To be sure, it’s not just this story that makes me think of mentoring. The issue of mentoring has been much on my mind since I first started wrestling with my sexuality. The first gay “role model” I had was perhaps one of the most negative influences on my life and on my family as well. And I always wondered if my coming out would have been any smoother had I met an older gay man capable of showing any compassion for my particular situation.
It is perhaps due in large part to his (negative) influence that I was so drawn to the goddess Athene when I read, re-read and listened to the Odyssey in the years after college and in the course of my graduate studies in Mythology. Her gentle guidance stood in stark contrast to his arrogant indifference. She both helps the hero’s son Telemachus find his first (male) friend — and facilitates his reconciliation with his own father. It’s as if Homer knew that we human beings need divine guidance to navigate the treacherous waters when we first leave home and find our way in the world.
This story has stirred up so much with so many of us, in large part because we see ourselves in this young man, recalling the awkwardness of our freshman year in college, our first year away from home, when our aspirations often (unbeknownst to us at the time) conflicted with one another, finding our way in the world while seeking to belong in a new (and often) foreign environment.
Perhaps, the mentor issue comes to my mind because of my own experiences. And other things surely must come to mind to other individuals, gay and straight alike.

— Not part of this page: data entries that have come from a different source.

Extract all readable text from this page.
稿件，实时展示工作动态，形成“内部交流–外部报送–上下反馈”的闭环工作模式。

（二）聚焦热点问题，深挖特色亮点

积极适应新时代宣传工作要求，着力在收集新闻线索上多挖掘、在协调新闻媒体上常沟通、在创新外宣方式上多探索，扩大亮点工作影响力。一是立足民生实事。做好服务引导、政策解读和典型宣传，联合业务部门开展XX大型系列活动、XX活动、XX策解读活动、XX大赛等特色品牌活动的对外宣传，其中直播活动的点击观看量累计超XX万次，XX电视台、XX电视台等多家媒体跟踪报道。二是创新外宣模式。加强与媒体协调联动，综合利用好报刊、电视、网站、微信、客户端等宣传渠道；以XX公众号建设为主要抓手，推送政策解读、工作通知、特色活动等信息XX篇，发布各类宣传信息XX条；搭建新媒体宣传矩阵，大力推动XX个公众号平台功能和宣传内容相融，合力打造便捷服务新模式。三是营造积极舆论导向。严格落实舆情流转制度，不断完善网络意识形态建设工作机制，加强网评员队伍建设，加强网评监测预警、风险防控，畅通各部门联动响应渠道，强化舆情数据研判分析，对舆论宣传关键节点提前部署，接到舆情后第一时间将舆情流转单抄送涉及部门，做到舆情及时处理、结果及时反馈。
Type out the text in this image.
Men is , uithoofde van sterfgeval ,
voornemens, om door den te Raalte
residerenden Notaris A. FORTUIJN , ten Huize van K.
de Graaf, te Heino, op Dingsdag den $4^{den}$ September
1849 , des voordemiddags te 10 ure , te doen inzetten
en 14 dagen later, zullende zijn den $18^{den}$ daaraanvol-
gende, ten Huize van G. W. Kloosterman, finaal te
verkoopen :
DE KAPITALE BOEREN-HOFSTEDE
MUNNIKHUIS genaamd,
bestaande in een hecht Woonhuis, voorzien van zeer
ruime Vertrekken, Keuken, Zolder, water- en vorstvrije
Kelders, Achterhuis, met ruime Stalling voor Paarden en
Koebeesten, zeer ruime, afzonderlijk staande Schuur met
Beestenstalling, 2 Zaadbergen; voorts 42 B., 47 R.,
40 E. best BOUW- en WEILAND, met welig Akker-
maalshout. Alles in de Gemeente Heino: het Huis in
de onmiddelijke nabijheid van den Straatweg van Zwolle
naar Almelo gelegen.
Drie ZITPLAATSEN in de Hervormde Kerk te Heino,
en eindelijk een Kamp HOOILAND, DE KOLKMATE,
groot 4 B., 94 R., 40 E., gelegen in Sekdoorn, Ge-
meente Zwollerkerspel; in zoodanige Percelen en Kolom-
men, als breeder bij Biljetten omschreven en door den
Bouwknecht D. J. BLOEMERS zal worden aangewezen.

The bottom question we need to ask is what can we do to make that journey less treacherous for young men and young women who differ from the social norm. Perhaps, more personal mentoring might help. With Telemachus at least, the Greeks thought a young man in difficult circumstances needed Olympian accompaniment until he found his way in the world.
So for now, let us consider what we can do to make that transition a little easier for young gay men and women first setting off into the world.